A sum of Rs. 2,489 is divided among A, B and C. If Rs. 12, Rs. 12 and Rs. 5 are subtracted from the shares of A, B and C respectively, then their resulting shares are in the ratio 5 : 3 : 4. What is the new share of C (that is, C's share after the deduction)?

Introduction / Context:
This question is a ratio and distribution problem with a twist. The total amount is divided among three people A, B and C, but the ratio given applies not to their original shares but to the reduced amounts after specific deductions. We must reconstruct the original shares and then find the new share of C after the deduction of Rs. 5.

Given Data / Assumptions:

• Total amount divided among A, B and C is Rs. 2,489.
• If Rs. 12 is subtracted from A's share, Rs. 12 from B's share and Rs. 5 from C's share, the resulting amounts are in the ratio 5 : 3 : 4.
• We are asked to find C's new share, which is C's amount after the deduction of Rs. 5.

Concept / Approach:
Let the reduced shares of A, B and C be 5k, 3k and 4k respectively. These are the amounts after the subtractions. Then we can express the original shares in terms of k and sum them up to match the given total of Rs. 2,489. From there, we solve for k and compute C's reduced share directly. This is a common technique in ratio problems involving increases or decreases.

Step-by-Step Solution:
Step 1: Let A's reduced share be 5k, B's reduced share be 3k and C's reduced share be 4k.Step 2: A's original share = 5k + 12, because Rs. 12 was subtracted to get 5k.Step 3: B's original share = 3k + 12.Step 4: C's original share = 4k + 5.Step 5: The sum of original shares is (5k + 12) + (3k + 12) + (4k + 5) = 12k + 29.Step 6: This sum equals the given total amount, so 12k + 29 = 2,489.Step 7: Subtract 29 from both sides: 12k = 2,489 - 29 = 2,460.Step 8: Solve for k: k = 2,460 / 12 = 205.Step 9: C's reduced share is 4k = 4 * 205 = Rs. 820.

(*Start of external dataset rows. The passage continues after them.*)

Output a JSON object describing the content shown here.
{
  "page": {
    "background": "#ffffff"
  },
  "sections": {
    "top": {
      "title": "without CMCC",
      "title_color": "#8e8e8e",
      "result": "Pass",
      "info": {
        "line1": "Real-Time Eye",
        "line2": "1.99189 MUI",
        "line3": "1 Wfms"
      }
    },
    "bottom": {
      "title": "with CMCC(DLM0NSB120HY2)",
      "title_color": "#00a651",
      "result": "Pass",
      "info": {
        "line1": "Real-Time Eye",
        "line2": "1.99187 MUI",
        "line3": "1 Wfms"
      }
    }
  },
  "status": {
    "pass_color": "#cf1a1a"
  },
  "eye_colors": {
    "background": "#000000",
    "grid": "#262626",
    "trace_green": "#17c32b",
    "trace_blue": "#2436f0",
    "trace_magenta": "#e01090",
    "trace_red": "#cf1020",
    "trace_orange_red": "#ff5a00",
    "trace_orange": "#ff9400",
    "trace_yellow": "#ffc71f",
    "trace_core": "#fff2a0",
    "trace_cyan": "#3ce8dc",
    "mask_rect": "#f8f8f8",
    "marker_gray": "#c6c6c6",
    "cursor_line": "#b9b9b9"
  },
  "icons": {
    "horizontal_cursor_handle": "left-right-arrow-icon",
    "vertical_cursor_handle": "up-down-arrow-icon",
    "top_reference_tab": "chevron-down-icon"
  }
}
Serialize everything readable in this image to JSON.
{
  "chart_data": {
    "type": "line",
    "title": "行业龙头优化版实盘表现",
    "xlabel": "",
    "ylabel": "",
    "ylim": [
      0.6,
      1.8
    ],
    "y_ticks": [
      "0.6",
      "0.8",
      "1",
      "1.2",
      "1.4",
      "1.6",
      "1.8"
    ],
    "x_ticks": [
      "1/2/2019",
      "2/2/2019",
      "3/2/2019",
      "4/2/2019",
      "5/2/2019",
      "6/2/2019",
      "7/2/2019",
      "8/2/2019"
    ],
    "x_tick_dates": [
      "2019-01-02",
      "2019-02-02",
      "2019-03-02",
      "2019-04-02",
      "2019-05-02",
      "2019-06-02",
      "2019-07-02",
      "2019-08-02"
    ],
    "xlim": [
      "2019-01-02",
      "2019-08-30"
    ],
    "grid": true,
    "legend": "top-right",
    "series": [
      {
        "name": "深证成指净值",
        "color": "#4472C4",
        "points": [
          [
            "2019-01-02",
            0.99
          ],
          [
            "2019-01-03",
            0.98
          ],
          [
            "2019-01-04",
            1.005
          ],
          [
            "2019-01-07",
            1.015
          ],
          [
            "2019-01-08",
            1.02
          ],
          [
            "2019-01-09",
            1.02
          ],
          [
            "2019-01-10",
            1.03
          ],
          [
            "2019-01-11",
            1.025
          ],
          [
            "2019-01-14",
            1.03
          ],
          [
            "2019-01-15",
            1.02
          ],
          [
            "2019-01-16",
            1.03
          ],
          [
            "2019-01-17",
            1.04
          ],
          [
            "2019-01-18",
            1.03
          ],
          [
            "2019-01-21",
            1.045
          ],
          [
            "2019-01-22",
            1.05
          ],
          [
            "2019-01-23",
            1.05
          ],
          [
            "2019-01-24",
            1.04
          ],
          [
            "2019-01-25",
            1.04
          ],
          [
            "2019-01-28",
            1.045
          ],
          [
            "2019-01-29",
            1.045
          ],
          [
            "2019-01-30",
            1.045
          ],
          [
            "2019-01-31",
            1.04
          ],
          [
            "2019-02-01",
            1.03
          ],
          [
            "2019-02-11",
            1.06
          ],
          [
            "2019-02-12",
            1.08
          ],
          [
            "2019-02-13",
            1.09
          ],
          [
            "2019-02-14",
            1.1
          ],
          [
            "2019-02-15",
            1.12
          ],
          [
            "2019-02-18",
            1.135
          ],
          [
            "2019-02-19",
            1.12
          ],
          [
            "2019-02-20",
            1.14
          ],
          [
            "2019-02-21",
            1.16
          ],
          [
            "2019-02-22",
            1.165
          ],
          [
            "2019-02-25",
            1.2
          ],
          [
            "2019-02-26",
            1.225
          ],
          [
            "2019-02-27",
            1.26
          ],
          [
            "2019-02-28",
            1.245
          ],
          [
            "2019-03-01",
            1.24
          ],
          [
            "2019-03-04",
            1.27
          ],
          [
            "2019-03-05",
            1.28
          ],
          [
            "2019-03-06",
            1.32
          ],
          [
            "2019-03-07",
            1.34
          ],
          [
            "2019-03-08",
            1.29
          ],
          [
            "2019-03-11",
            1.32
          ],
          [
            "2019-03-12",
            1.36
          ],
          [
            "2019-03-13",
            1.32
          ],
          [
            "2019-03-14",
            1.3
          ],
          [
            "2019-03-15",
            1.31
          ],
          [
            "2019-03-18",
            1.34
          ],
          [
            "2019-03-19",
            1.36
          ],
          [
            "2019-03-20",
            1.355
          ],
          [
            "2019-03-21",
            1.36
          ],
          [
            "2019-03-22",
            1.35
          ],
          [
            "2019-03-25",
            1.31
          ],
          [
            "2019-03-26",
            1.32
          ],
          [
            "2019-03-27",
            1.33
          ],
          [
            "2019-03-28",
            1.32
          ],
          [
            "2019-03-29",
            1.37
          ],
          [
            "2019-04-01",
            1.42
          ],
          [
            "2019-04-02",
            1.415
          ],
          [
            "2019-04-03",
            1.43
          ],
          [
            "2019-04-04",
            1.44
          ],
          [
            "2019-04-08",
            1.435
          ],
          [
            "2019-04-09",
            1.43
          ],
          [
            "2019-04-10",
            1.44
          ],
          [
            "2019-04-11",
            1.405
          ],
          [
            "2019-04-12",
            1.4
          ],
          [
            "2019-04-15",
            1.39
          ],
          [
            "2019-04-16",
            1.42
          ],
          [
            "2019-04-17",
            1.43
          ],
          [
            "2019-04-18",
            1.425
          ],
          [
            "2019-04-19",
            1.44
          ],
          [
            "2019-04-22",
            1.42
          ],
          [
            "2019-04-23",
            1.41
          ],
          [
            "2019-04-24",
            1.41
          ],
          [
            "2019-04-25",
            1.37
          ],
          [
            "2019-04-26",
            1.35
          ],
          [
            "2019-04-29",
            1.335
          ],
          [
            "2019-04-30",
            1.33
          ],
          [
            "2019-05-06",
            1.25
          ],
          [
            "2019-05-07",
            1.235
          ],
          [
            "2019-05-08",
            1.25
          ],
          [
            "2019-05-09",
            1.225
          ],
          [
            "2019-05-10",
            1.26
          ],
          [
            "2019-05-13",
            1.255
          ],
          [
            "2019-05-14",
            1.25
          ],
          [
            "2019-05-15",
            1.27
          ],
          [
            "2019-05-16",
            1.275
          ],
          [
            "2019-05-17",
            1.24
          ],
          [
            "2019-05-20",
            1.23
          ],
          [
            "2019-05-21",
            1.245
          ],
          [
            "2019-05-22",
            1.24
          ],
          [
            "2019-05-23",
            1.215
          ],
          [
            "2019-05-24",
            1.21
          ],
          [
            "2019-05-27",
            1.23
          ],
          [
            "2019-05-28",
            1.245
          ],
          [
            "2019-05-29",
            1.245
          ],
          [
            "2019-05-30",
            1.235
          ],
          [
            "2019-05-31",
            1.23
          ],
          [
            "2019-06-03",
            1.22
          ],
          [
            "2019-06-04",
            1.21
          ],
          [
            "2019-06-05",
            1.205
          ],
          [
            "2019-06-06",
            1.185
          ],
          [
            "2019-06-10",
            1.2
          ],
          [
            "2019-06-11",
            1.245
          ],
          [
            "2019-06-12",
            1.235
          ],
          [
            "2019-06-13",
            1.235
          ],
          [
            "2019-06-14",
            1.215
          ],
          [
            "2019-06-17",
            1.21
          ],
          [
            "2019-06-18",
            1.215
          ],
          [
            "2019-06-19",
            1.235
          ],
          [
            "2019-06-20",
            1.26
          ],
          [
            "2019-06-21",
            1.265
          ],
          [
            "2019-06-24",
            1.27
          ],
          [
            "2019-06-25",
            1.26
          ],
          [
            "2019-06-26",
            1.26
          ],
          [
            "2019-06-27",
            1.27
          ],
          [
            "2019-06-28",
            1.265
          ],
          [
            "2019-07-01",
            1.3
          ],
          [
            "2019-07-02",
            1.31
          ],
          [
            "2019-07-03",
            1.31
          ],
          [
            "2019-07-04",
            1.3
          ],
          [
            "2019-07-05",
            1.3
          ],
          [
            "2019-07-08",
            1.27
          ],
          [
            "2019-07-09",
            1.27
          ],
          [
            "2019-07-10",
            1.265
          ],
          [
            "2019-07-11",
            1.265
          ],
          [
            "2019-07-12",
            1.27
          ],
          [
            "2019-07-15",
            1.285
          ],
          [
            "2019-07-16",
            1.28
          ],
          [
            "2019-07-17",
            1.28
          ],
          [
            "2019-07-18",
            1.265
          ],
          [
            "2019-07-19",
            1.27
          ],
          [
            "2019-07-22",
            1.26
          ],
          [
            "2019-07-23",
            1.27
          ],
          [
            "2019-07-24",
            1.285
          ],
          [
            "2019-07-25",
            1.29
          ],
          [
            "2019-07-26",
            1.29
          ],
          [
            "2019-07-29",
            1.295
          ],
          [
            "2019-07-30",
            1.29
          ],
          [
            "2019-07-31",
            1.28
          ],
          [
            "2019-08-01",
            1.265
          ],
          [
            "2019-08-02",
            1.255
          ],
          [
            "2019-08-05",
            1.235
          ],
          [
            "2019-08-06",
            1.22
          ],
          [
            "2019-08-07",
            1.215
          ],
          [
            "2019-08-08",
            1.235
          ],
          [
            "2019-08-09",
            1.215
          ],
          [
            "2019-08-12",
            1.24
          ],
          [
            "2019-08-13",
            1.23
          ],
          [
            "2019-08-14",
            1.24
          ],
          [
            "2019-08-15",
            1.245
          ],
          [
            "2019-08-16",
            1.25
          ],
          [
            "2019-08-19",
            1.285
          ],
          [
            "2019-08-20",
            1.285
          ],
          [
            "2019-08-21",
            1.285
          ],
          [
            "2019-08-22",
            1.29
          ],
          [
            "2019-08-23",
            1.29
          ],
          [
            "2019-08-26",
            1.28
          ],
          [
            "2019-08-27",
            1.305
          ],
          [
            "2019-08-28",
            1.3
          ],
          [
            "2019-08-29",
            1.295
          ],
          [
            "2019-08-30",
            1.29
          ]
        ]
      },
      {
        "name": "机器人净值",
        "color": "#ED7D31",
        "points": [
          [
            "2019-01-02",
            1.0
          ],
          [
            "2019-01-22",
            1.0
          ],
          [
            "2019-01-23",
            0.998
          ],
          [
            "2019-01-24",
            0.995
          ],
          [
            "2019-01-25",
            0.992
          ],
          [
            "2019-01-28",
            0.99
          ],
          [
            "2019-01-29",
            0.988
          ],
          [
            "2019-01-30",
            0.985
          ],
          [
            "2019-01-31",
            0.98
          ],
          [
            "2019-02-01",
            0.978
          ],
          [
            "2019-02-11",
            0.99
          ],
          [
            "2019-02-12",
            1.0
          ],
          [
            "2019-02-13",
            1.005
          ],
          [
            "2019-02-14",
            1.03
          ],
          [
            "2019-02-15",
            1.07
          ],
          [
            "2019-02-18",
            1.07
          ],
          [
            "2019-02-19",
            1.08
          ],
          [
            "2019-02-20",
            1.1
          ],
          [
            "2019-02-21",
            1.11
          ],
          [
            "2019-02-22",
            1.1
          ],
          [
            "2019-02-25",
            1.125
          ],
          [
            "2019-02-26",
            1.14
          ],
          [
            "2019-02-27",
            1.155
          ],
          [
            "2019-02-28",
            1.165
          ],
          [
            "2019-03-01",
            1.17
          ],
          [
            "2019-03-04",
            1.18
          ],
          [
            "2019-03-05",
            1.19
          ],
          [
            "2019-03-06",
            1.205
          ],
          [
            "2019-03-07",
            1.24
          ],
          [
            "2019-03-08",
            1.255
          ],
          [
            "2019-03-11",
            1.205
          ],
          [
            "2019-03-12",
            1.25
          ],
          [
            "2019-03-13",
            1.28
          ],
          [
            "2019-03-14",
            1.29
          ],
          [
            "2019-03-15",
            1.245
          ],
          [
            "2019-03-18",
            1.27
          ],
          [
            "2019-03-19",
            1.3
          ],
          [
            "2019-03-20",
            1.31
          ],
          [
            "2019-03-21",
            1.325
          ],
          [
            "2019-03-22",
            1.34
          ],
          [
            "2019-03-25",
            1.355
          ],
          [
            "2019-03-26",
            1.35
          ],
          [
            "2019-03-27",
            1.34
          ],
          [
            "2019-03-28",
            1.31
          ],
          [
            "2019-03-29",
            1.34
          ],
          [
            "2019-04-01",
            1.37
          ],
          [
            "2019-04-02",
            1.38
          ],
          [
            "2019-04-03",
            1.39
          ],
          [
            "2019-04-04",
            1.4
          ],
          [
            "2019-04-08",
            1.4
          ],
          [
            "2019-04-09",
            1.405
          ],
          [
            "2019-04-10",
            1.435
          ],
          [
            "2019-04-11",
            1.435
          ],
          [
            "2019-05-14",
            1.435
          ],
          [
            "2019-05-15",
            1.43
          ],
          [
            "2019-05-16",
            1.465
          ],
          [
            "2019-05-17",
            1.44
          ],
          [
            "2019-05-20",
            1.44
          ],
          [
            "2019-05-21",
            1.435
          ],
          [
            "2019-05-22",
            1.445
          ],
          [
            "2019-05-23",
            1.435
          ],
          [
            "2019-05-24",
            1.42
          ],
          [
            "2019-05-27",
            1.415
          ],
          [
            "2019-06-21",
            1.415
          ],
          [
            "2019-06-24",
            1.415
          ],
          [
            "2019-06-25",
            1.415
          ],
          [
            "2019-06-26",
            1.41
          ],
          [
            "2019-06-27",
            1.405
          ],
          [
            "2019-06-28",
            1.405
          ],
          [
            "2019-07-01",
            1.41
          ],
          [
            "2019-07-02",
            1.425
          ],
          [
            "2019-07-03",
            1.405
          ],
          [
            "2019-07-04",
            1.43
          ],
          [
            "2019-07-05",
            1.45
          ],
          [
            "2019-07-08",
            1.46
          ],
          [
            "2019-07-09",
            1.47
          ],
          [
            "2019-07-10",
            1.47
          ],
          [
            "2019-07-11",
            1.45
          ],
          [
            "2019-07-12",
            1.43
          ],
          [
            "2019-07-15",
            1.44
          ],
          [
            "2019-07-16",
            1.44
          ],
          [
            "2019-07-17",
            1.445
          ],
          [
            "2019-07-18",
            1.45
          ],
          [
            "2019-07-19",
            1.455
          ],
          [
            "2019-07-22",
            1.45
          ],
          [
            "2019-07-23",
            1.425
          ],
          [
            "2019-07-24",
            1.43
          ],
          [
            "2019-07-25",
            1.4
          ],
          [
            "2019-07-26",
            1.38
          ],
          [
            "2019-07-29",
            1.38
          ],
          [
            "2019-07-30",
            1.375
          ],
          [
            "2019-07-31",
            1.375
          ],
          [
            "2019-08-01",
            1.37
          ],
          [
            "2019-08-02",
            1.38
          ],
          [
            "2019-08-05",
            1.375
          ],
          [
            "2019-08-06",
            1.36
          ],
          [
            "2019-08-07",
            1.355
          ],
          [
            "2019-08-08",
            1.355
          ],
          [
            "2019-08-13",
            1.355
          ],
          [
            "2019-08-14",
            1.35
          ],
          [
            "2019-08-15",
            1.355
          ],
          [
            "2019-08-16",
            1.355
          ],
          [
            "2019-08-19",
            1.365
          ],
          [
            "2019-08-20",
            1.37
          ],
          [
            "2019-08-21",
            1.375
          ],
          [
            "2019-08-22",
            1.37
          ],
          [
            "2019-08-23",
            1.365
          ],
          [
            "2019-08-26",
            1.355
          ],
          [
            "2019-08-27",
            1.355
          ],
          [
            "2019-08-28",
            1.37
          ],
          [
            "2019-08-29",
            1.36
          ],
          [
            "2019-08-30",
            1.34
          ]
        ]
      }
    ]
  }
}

Verification / Alternative check:
Compute the original shares using k = 205. A's original share = 5 * 205 + 12 = 1,037. B's original share = 3 * 205 + 12 = 627. C's original share = 4 * 205 + 5 = 825. Sum is 1,037 + 627 + 825 = Rs. 2,489, which matches the given total. After subtracting 12, 12 and 5, the shares become 1,025, 615 and 820. The ratio 1,025 : 615 : 820 simplifies to 5 : 3 : 4, confirming the correctness of the calculation.

Why Other Options Are Wrong:
Values such as 750, 1,060 and 1,475 do not fit either the derived value of 4k or the total sum when you reconstruct the original shares. Using any of these would break the 5 : 3 : 4 ratio or the total of Rs. 2,489. 'None of these' is not correct because Rs. 820 is exactly the reduced share of C derived from the given conditions.

Common Pitfalls:
One common mistake is to directly apply the ratio 5 : 3 : 4 to the total amount 2,489 without accounting for the subtractions. Another is to mistakenly interpret 5k, 3k and 4k as the original shares instead of the reduced ones. Always carefully note whether the ratio applies before or after an adjustment to the amounts.

Final Answer:
The new share of C after the deduction is Rs. 820.